To be fair to the Victorian Government, it has been trying to implement an innovation strategy that brings participants together – founders, investors, incubators, accelerators, etc. This has resulted in: the Victorian Innovation Hub (plus a number of sector-specific tech centres); LaunchVic (to provide grants to projects designed to foster the startup community); and engagement with overseas VC funds and offshore tech companies (to position Victoria as an investment destination, and as a national, regional or even global HQ).

Meanwhile, the panel also debated whether too many local founders are more interested in building a “lifestyle business” for themselves, rather than creating say, a $250m company. This apparent lack of ambition was seen as something of a local phenomena, partly linked to Melbourne’s status as one of the world’s most livable cities, partly linked to a generally benign Australian economy (but with a growing number of stress points), and the usual cultural factors such as the tall poppy syndrome. There are also some structural challenges in the economy (restrictive trade practices, a lack of competition in highly concentrated markets, continued economic uncertainty post-mining boom, delays in rolling out the NBN, a potential credit squeeze…), plus a growing distrust of public institutions and major corporations. This disenchantment and disengagement is not helped by a lack of strong leadership in government and in business – so why would anyone with any sense want to get involved, and hence the desire to take care of one’s own needs first.

Finally, emphasizing the need to re-think the founder mindset and to provide a better foundation for building the businesses of the future, Startup Vic is also committed to both the professional and personal development of founders.

Next week: Blipverts vs the Attention Economy

 

 

Digital Richmond

How significant is one suburb’s contribution to the startup ecosystem in Melbourne, if not Victoria or even Australia? Well, if the recent panel on Digital Richmond (plus the Victorian Minister for Small Business, Innovation & Trade) are to be believed, VIC 3121 is the epicentre of all things startup.

According to the event description, Richmond (and the adjoining area of Cremorne) is “the stomping ground of choice for Melbourne’s established tech companies and aspiring start-ups alike”.

Hosted in the offices of 99Designs (celebrating bringing their HQ back to Richmond), a panel representing some of the biggest names among Australia’s tech companies (and all local heroes) explored what makes “Digital Richmond” tick – but also identified some of the challenges of growing and sustaining scale-up ventures beyond the confines of a few co-working spaces in converted warehouses and textile factories….

Facilitated by Rachel Neumann former MD of Eventbrite Australia (whose Australian HQ is in Melbourne), and briefly head of 500 Melbourne, the panel comprised some key Richmond/Cremorne tenants: Patrick Llewellyn, CEO at 99designs; Jodie Auster, General Manager for UberEATS in Melbourne; Cameron McIntyre, CEO of Carsales; Nigel Dalton, Chief Inventor at REA Group; and Eloise Watson, Investment Manager at VC fund Rampersand.
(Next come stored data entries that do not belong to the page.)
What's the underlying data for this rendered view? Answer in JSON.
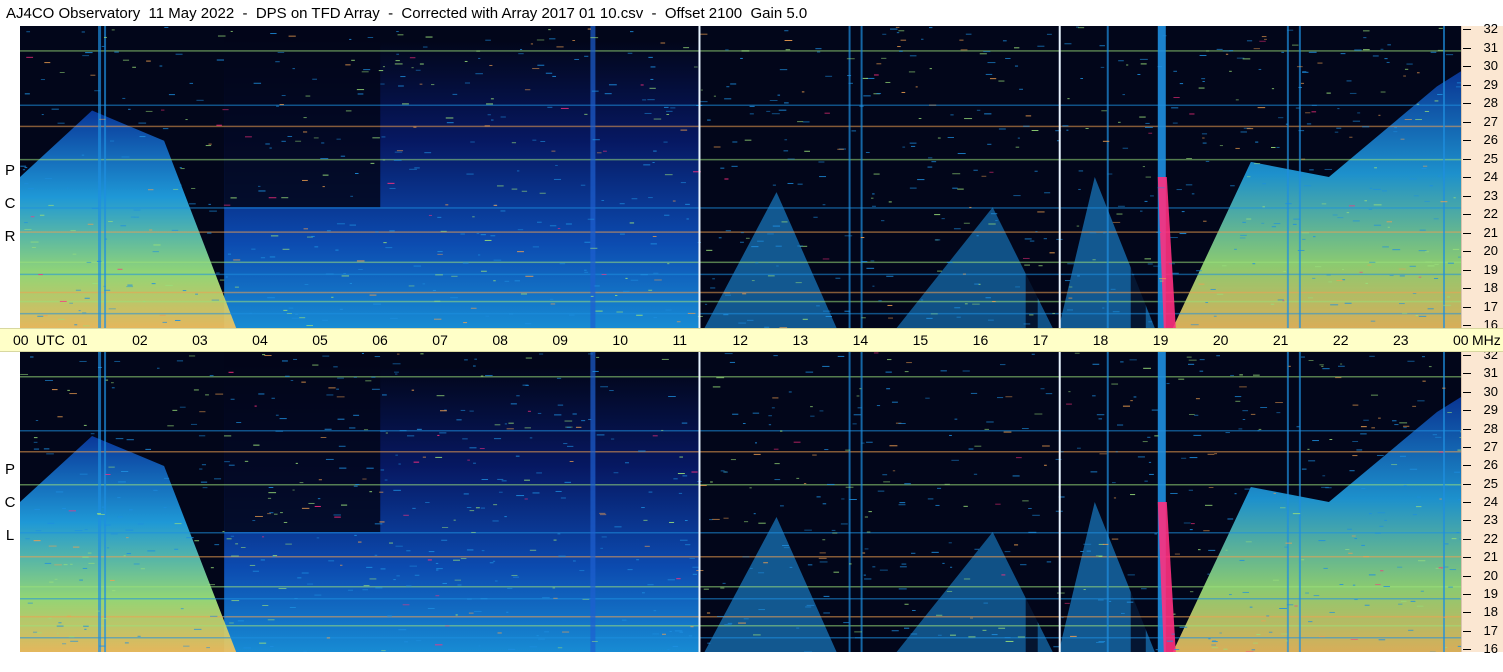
{
  "title": "AJ4CO Observatory  11 May 2022  -  DPS on TFD Array  -  Corrected with Array 2017 01 10.csv  -  Offset 2100  Gain 5.0",
  "panels": [
    {
      "label_letters": [
        "R",
        "C",
        "P"
      ]
    },
    {
      "label_letters": [
        "L",
        "C",
        "P"
      ]
    }
  ],
  "time_axis": {
    "labels": [
      "00",
      "UTC",
      "01",
      "02",
      "03",
      "04",
      "05",
      "06",
      "07",
      "08",
      "09",
      "10",
      "11",
      "12",
      "13",
      "14",
      "15",
      "16",
      "17",
      "18",
      "19",
      "20",
      "21",
      "22",
      "23",
      "00",
      "MHz"
    ]
  },
  "freq_axis": {
    "labels": [
      "32",
      "31",
      "30",
      "29",
      "28",
      "27",
      "26",
      "25",
      "24",
      "23",
      "22",
      "21",
      "20",
      "19",
      "18",
      "17",
      "16"
    ]
  },
  "colors": {
    "background": "#02061a",
    "low": "#0a2a9a",
    "mid": "#1e8fe0",
    "high": "#9ae07a",
    "peak": "#f0a050",
    "burst": "#ff3080",
    "marker_line": "#e8f4ff",
    "time_axis_bg": "#ffffc8",
    "freq_axis_bg": "#fbe7d2"
  },
  "chart_data": {
    "type": "heatmap",
    "title": "AJ4CO Observatory  11 May 2022  -  DPS on TFD Array  -  Corrected with Array 2017 01 10.csv  -  Offset 2100  Gain 5.0",
    "x_unit": "UTC",
    "y_unit": "MHz",
    "xlim": [
      0,
      24
    ],
    "ylim": [
      16,
      32
    ],
    "x_ticks": [
      "00",
      "01",
      "02",
      "03",
      "04",
      "05",
      "06",
      "07",
      "08",
      "09",
      "10",
      "11",
      "12",
      "13",
      "14",
      "15",
      "16",
      "17",
      "18",
      "19",
      "20",
      "21",
      "22",
      "23",
      "00"
    ],
    "y_ticks": [
      32,
      31,
      30,
      29,
      28,
      27,
      26,
      25,
      24,
      23,
      22,
      21,
      20,
      19,
      18,
      17,
      16
    ],
    "panels": [
      "RCP",
      "LCP"
    ],
    "marker_lines_utc": [
      11.3,
      17.3
    ]
  }
}
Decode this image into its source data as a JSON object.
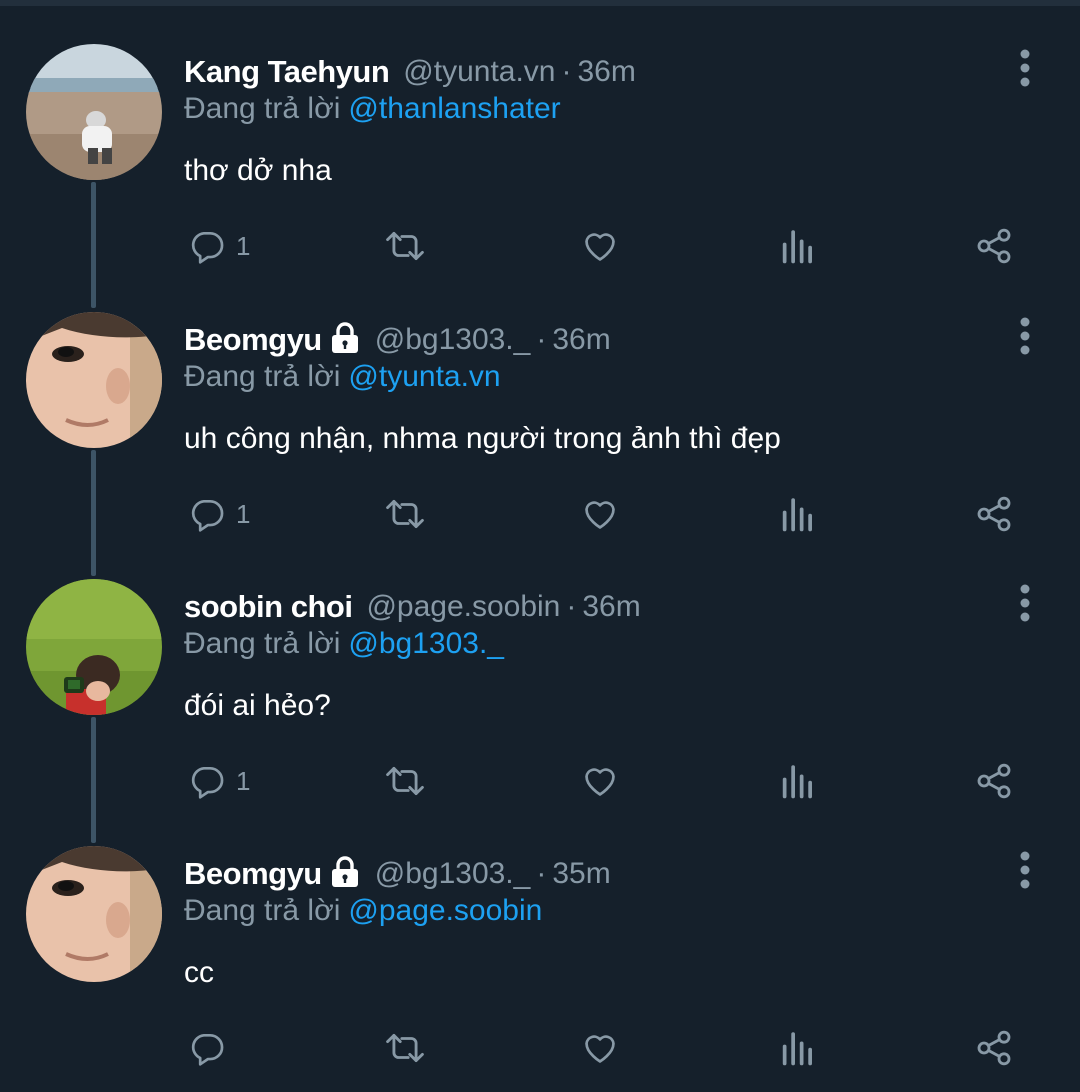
{
  "colors": {
    "background": "#15202b",
    "link": "#1da1f2",
    "muted": "#8899a6",
    "thread_line": "#3d5466"
  },
  "reply_label": "Đang trả lời",
  "tweets": [
    {
      "name": "Kang Taehyun",
      "locked": false,
      "handle": "@tyunta.vn",
      "separator": "·",
      "time": "36m",
      "reply_to": "@thanlanshater",
      "text": "thơ dở nha",
      "reply_count": "1",
      "avatar": "beach-photo"
    },
    {
      "name": "Beomgyu",
      "locked": true,
      "handle": "@bg1303._",
      "separator": "·",
      "time": "36m",
      "reply_to": "@tyunta.vn",
      "text": "uh công nhận, nhma người trong ảnh thì đẹp",
      "reply_count": "1",
      "avatar": "face-closeup"
    },
    {
      "name": "soobin choi",
      "locked": false,
      "handle": "@page.soobin",
      "separator": "·",
      "time": "36m",
      "reply_to": "@bg1303._",
      "text": "đói ai hẻo?",
      "reply_count": "1",
      "avatar": "grass-camera-photo"
    },
    {
      "name": "Beomgyu",
      "locked": true,
      "handle": "@bg1303._",
      "separator": "·",
      "time": "35m",
      "reply_to": "@page.soobin",
      "text": "cc",
      "reply_count": "",
      "avatar": "face-closeup"
    }
  ],
  "icons": {
    "reply": "reply-icon",
    "retweet": "retweet-icon",
    "like": "heart-icon",
    "analytics": "analytics-icon",
    "share": "share-icon",
    "more": "more-vertical-icon",
    "lock": "lock-icon"
  }
}
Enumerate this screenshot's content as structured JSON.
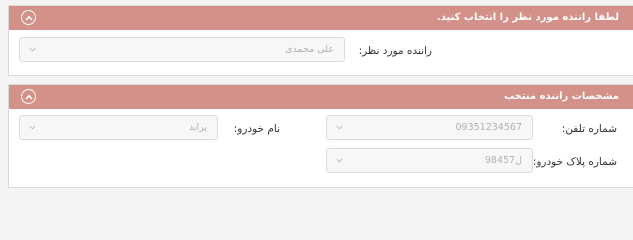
{
  "driver_panel": {
    "title": "لطفا راننده مورد نظر را انتخاب کنید.",
    "driver_label": "راننده مورد نظر:",
    "driver_value": "علی محمدی"
  },
  "details_panel": {
    "title": "مشخصات راننده منتخب",
    "phone_label": "شماره تلفن:",
    "phone_value": "09351234567",
    "car_label": "نام خودرو:",
    "car_value": "پراید",
    "plate_label": "شماره پلاک خودرو:",
    "plate_value": "98ل457"
  },
  "icons": {
    "collapse": "chevron-up-icon",
    "dropdown": "chevron-down-icon"
  },
  "colors": {
    "header_bg": "#d4918a",
    "header_text": "#ffffff",
    "field_bg": "#f7f7f7",
    "placeholder_text": "#b0b0b0"
  }
}
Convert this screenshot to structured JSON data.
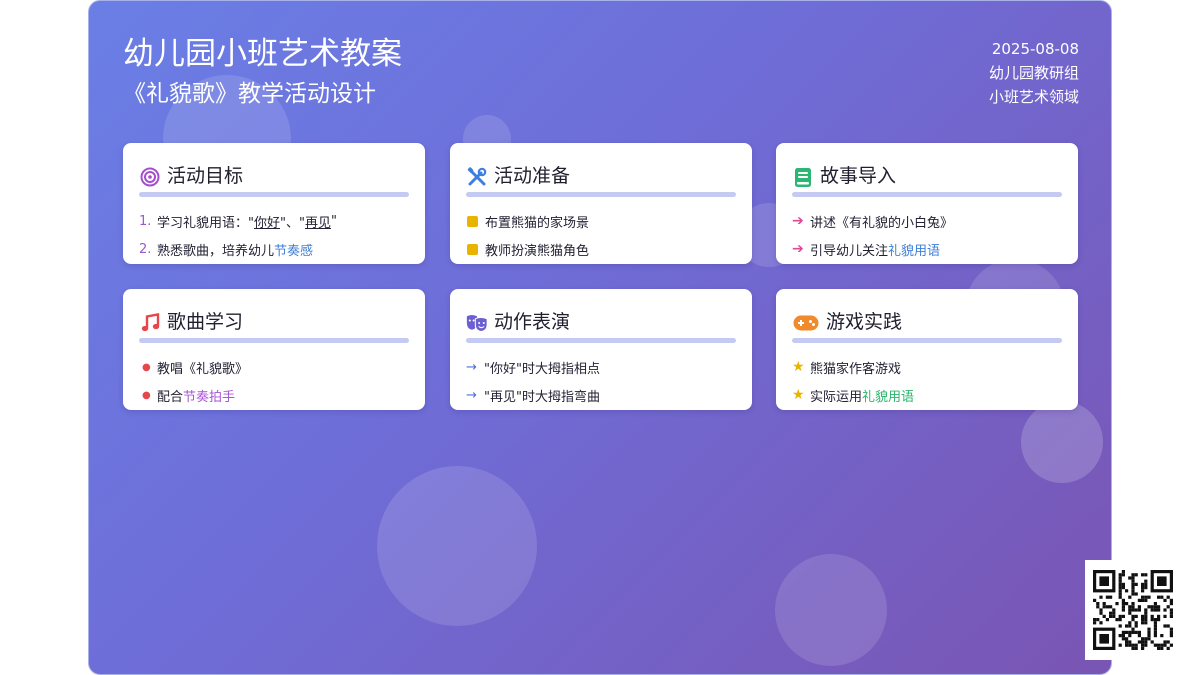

To set the scene, mention was made of other established Australian tech-based companies also HQ’d in Melbourne (MYOB and SEEK, the latter of which is also relocating its offices to Richmond), recent local successes such as Rome2Rio and CultureAmp (both born in Richmond), and the steady stream of global tech brands that have come to call 3121 their regional/national home, such as Stripe, Slack, Square and Etsy.

It was evident that each of the panel have previous business connections with one or more of their fellow panelists – so maybe there is simply value in being in close proximity to each other. Success begets success, especially when people are more willing to share connections and introduce new contacts into their networks. (Although, what might this say about diversity? And does it reinforce the notion that “it’s not what you know, it’s who you know”?)

Despite the number of co-working spaces and tech companies based locally, there are very few substantial, modern office buildings in the area, and only one business park of note. Local startups that need more space will likely have to relocate elsewhere.

Property aside, the panel considered other local infrastructure is generally conducive to success – access to public transport (although Richmond and East Richmond stations are both in serious need of an upgrade), a solid talent base, great coffee shops and proximity to the CBD.

On the downside, there was criticism at the lack of NBN access in such a concentrated pocket of tech companies and startups (with the associated numbers of contractors, freelancers and other members of the gig economy who live in the area and work from home). Car parking was also an issue, although with Richmond being a major public transport hub, I was surprised that this came up. A lack of child care facilities was also mentioned.

Being an inner city suburb, with strict planning laws and designated “heritage overlay” regulations, there are limits to the amount of development that can take place, especially as Richmond and Cremorne are also established residential areas, with medium to high population density. Getting the balance right between economic growth, urban renewal, modernisation and local community preservation is tricky – pity that the organisers had not thought to invite anyone from the local council.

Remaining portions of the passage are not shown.